It is recommended to use Miniforge instead of Conda because Conda can be extremely slow in resolving dependencies in the current setup. See Miniforge.
It is important to ensure that the correct versions of the packages are used. See the following links:
- Build from source
- TensorFlow API Versions
- Installing TensorFlow Graphics
- Install TensorFlow with pip
- GPU, CUDA Toolkit, and CUDA Driver Requirements
It is possible to re-create the environment by importing the requirements yaml file as follows:
-
For Linux:
mamba env create -f support/docs/environment-linux.yaml
-
For Windows:
mamba env create -f support/docs/environment-win.yaml
Note that the order of execution for the below steps is important:
-
Create and activate a new environment:
mamba create -n my_env python=3.9.19 mamba activate my_env
-
Upgrade pip:
python -m pip install --upgrade pip
-
Install NVIDIA libraries:
mamba install -y cudatoolkit=11.2.0 mamba install -y cudnn=8.1.0 mamba install -y cuda -c nvidia
-
Install TensorFlow libraries:
python -m pip install "tensorflow<2.11" python -m pip install tensorflow-graphics==2021.12.3 -
Install additional needed packages:
mamba install -y scikit-learn mamba install -y ipywidgets mamba install -y simpleitk python -m pip install notebook python -m pip install nvidia-ml-py3
Note that the rest of the packages will be installed automatically as transitive dependencies of the above.
-
Check that Nvidia drivers recognize your GPUs:
nvidia-smi
-
Verify that TensorFlow detects all CPUs and GPUs:
python -c "import tensorflow as tf; print(tf.config.list_physical_devices())"
-
New TensorFlow versions (above 2.10) require
WSL2and/or Docker to be used on Windows with GPU. However, this does not affect this project since we are using an older version of TensorFlow. -
On Windows, Jupyter notebooks in VS Code may not detect GPUs.

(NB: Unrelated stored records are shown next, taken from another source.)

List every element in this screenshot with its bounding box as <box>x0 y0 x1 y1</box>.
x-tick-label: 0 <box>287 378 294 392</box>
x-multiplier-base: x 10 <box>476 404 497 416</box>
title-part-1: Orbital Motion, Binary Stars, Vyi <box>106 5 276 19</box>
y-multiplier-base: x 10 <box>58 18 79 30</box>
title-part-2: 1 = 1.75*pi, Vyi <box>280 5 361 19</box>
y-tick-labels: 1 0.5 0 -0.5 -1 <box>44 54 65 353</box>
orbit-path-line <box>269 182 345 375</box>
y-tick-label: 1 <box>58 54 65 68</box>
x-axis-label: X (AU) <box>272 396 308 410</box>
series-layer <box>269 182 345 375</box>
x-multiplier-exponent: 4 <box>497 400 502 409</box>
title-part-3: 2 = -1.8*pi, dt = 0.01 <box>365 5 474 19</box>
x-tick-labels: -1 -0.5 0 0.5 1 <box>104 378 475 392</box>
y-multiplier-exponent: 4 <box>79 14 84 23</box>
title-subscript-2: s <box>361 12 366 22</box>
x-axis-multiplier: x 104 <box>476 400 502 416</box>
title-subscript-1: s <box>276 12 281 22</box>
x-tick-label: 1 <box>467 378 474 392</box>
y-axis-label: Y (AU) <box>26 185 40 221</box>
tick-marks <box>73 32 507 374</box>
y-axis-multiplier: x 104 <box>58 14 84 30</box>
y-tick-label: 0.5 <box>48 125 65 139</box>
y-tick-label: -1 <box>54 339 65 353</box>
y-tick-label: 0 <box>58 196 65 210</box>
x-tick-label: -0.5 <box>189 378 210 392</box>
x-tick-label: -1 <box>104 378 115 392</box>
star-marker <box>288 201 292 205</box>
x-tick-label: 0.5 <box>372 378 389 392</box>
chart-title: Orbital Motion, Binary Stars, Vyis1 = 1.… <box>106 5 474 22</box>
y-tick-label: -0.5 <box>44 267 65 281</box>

To resolve this, activate your environment in the Windows command line, go to the source code directory, and start VS Code from there by running the
code .command. -
You may also need to manually copy the
nvml.dllfile from its installation location to theC:\Program Files\NVIDIA Corporationfolder if TensorFlow warns you that it can't find it.
-
When you use SSH to connect and need to execute long-running processes, you should detach your terminal from the remote session. Otherwise, if you disconnect from the remote machine, the running processes will be terminated. To avoid that, you can use tools like
Screen. A good reference is How To Use Linux Screen. -
You may need to monitor your hardware usage remotely. A good tool for that is NViTop.